Eight weeks have passed since I started the self-paced data science program and the sections I have found challenging so far are the ones about pandas. I think I spent more than two weeks on those sections trying to learn the syntax for data analysis and manipulation, until I came across the Data Science Career Student Resource on Pandas Recipe for Success with links to tutorial videos. I am a visual learner and I found it really helpful to build up the muscle memory for python pandas by coding along and spending time practicing DataFrames manipulations and performing operations. Part of the reason I think that I spent more time learning pandas is because I currently have an issue at work where I still need to deal with flat file interfaces, and I wanted to explore time-saving tools to help with data analysis across flat files, table outputs from SQL, and cache databases. After learning pandas DataFrames, here are a few tips on how pandas has helped me to be more organized and to speed up my work.
- I could quickly read files in various formats (i.e. csv, tab delimited, json, pipe-delimited files) without opening every single flat file and filtering columns to find specific information.
import pandas as pd
df = pd.read_table(‘file.csv')
df = pd.read_table(r'file.txt', sep="|")
df[df['Insurance1'].str.startswith('MCARE') & df[‘ProcedureDescription’].str.startswith('Coronary artery bypass graft’)]
import json
with open('NSUH.json') as data_file:
data = json.load(data_file)
- I didn’t have to import multiple flat files into SQL in order to link the files/tables to perform data analysis and manipulations.

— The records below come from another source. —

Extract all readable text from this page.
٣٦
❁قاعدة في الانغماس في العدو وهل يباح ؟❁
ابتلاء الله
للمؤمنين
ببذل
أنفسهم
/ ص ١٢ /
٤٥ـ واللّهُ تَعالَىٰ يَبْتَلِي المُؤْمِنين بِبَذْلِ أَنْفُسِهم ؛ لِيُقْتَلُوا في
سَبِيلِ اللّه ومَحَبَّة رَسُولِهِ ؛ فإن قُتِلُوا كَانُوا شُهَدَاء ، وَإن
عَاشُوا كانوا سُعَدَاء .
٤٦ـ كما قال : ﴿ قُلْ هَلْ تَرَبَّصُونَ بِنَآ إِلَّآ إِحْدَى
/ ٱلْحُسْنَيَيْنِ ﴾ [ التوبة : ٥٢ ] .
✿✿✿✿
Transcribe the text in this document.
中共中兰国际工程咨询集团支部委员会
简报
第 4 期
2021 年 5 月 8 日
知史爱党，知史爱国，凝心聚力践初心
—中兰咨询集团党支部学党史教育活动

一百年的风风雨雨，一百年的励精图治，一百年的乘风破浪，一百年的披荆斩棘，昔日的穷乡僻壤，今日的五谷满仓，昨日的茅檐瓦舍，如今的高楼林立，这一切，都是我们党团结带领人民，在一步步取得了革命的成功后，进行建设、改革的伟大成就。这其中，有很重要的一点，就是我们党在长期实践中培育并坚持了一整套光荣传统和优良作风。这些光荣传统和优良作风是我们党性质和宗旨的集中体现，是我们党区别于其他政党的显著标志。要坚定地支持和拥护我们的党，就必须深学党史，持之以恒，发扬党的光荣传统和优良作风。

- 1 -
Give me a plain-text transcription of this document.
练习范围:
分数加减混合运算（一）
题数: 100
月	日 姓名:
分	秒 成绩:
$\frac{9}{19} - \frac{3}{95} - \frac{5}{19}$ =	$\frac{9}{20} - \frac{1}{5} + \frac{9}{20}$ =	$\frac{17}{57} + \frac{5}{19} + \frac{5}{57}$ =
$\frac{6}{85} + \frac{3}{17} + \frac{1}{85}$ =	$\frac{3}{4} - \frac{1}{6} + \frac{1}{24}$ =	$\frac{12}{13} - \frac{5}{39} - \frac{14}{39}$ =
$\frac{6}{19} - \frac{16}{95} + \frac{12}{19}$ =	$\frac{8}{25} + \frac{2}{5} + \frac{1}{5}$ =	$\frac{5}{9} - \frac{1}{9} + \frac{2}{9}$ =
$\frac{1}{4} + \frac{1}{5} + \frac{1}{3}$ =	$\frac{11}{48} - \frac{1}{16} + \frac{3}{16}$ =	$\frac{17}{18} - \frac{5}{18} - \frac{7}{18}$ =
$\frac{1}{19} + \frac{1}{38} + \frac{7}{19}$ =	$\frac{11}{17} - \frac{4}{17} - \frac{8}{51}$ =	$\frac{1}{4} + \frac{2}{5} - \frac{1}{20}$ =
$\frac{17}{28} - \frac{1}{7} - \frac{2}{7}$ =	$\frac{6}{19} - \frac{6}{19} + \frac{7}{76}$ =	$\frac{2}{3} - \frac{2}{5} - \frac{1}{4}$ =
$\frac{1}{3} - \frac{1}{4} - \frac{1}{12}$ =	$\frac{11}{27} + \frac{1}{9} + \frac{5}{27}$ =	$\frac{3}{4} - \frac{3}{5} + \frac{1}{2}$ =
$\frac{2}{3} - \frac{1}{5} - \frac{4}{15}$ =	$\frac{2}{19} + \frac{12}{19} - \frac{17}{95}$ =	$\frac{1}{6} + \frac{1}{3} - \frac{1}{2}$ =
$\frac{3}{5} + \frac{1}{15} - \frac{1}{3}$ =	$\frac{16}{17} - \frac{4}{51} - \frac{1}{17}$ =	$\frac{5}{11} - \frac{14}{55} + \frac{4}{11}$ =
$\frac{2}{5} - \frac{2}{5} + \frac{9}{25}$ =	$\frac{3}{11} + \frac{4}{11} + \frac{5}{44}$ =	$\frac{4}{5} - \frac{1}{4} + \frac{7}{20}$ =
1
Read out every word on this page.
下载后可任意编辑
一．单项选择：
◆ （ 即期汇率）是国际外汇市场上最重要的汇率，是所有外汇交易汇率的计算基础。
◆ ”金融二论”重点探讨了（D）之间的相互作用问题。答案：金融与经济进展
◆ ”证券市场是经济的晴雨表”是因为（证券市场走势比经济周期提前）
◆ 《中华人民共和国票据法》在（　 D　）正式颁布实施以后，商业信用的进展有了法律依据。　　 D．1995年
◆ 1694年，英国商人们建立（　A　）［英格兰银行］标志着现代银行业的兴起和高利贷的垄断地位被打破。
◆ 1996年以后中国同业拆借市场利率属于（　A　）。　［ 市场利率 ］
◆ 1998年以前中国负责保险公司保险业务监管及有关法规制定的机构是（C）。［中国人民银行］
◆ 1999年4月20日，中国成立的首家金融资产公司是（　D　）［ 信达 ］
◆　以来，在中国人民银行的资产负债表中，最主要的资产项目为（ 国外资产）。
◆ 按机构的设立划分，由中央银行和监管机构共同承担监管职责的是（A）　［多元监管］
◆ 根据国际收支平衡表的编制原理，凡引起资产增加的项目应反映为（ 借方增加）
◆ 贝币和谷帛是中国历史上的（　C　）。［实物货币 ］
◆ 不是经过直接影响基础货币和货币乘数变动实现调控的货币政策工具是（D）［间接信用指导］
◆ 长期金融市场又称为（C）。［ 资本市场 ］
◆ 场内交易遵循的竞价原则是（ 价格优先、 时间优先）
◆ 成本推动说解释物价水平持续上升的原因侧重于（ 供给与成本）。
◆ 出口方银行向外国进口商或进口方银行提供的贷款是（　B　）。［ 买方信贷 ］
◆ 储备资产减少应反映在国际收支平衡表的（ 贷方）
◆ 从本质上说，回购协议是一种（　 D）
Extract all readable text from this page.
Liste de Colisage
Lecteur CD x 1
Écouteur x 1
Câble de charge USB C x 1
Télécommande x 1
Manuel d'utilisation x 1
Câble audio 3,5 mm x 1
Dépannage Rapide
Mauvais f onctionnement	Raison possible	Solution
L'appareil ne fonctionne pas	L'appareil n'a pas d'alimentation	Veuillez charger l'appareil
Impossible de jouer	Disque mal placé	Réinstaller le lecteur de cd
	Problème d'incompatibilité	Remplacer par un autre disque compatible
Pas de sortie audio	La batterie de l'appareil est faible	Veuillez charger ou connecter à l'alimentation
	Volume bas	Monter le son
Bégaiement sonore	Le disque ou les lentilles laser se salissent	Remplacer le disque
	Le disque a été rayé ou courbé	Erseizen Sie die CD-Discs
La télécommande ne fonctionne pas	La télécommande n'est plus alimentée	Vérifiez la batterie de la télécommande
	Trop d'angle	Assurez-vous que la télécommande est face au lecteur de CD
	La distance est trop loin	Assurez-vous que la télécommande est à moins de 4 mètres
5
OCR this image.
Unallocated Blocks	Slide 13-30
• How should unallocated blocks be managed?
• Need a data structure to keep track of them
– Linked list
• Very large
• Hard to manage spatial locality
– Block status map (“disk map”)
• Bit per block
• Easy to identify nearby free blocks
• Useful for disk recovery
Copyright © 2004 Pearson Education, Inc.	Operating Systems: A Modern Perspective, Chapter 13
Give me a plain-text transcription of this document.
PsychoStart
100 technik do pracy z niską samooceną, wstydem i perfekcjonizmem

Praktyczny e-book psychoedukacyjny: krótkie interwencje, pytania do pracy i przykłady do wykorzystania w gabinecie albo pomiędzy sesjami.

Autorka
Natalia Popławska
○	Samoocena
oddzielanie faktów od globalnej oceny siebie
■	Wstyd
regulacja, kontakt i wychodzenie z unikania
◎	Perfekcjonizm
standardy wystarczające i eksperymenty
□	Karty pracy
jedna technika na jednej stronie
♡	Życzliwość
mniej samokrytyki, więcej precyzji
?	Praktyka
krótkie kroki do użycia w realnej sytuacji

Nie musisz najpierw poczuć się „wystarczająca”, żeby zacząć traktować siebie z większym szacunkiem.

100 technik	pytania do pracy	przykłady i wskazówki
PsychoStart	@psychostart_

pd.concat([df1, df3], join=“inner")
- Creating filters, pivots, and charts can be completed easily. There is no longer a need to create multiple versions of excel files to show the different filters, pivot tables, and charts that I have created for data exploration.
import matplotlib.pyplot as plt
%matplotlib inline
df = pd.DataFrame()
df.plot.<TAB>
df.plot.area df.plot.barh df.plot.hist df.plot.line
df.plot.bar df.plot.box df.plot.pie. df.plot.scatter
-
Pandas bridges the limitation I have on not having access to linked database servers by providing copies of the data frames from different source systems for analysis and manipulation.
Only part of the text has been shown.